Despite all the things we’ve learned about ancient history, there’s still many unexplained archaeological discoveries. Most discoveries give us a window into the past. However, there are some discoveries that defy popular knowledge about ancient civilizations and their capabilities. Like, how was Stonehenge built? What are the Nazca lines for? What’s the deal with the devil’s bible? But, just because we don’t understand something, doesn’t mean we can’t try and learn from it. Eventually, we’ll figure it out. In the meantime, it’s fun to enjoy the mystery of the past. Check out these 25 mysterious archaeological discoveries no one can explain.
The Sound Effects of Hypogeum Hal Saflieni
The Hypogeum Hal Saflieni temple in Malta is a prehistoric discovery dating 5,000 years ago. It’s also one of the only underground temples known from the bronze age. No one knows what the structure was used for but archaeologists guess it was a sanctuary for an oracle. Even more mysterious is the sound properties associated with the structure. Standing inside the hypogeum is like being inside a giant bell and amplifies sound throughout the entire structure. Did the ancient people who made the structure design it that way?
The Khatt Shebib
Discovered in 1948 by Sir Alec Kirkbride, the Khatt Shebib is an ancient wall stretching for 93 miles (150 kilometers) in Jordan. Since its discovery, the wall has left researchers with many unanswered questions including what it was used for and how old it is. In its current state, the wall is in ruins but may not have been too high when first built, indicating it wasn’t used for defense purposes but rather by ancient farmers.
The Devil's Bible
Codex Gigas, also called The Devil’s Bible, is the largest medieval manuscript in the world. Its size is so big it requires two people to lift it and includes the entire old and new testament plus two books by Josephus and The Chronicle of Bohemia by Cosmas. Who created the book is unknown but some think it was a monk shut away in seclusion for decades.

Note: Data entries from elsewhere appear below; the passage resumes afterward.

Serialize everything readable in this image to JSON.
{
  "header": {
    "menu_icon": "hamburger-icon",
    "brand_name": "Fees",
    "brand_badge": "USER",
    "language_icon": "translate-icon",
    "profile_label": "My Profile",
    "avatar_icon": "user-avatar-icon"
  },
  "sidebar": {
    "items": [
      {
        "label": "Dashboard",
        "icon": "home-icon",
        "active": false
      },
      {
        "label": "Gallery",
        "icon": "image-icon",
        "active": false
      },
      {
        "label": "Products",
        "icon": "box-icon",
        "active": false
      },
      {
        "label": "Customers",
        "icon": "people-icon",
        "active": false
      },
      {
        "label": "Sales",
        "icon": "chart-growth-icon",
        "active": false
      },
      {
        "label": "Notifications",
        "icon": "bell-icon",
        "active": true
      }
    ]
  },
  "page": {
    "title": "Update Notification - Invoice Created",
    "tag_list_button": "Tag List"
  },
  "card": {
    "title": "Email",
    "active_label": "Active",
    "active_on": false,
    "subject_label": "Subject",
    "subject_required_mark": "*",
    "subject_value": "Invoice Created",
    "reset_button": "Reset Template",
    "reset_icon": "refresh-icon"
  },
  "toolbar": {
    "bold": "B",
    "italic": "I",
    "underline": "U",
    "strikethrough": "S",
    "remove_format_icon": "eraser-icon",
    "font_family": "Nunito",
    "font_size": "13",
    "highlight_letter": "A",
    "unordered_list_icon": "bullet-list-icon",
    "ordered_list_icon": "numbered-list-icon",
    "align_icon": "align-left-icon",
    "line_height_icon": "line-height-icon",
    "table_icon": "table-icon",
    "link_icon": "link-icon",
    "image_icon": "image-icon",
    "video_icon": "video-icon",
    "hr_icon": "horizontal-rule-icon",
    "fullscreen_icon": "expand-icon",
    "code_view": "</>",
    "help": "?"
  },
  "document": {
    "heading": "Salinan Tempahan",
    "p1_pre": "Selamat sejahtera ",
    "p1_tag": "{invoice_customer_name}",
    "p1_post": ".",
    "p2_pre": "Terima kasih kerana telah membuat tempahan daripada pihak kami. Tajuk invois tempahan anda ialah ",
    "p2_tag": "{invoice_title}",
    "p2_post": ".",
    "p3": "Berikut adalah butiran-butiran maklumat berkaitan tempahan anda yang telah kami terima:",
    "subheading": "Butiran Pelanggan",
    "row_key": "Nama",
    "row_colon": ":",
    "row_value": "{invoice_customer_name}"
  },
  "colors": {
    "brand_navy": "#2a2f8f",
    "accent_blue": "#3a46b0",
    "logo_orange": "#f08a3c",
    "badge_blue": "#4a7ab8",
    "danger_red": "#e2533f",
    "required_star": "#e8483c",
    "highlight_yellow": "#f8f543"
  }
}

Located in Bolivia, Puma Punku is a site with massive stones carved with exacting precision. However, what puzzles archaeologists is the age of the stones. While dating has been a point of controversy, some saying they’re dated to 500 or 600 A.D. and others as far back as 15,000 B.C. It’s difficult to know how an ancient people cut the stones so precise that it looks like they used a diamond cutter.
The Longyou Caves
Discovered in 1992 by a curious local of the Longyou village, the Longyou Caves are a series of man-made underground structures that were once flooded. The caverns sink as deep as 100 feet. None of the caves are connected but they share thin walls. Dated back to 200 B.C., there is no record of the caves ever being built, making their purpose and origin a mystery.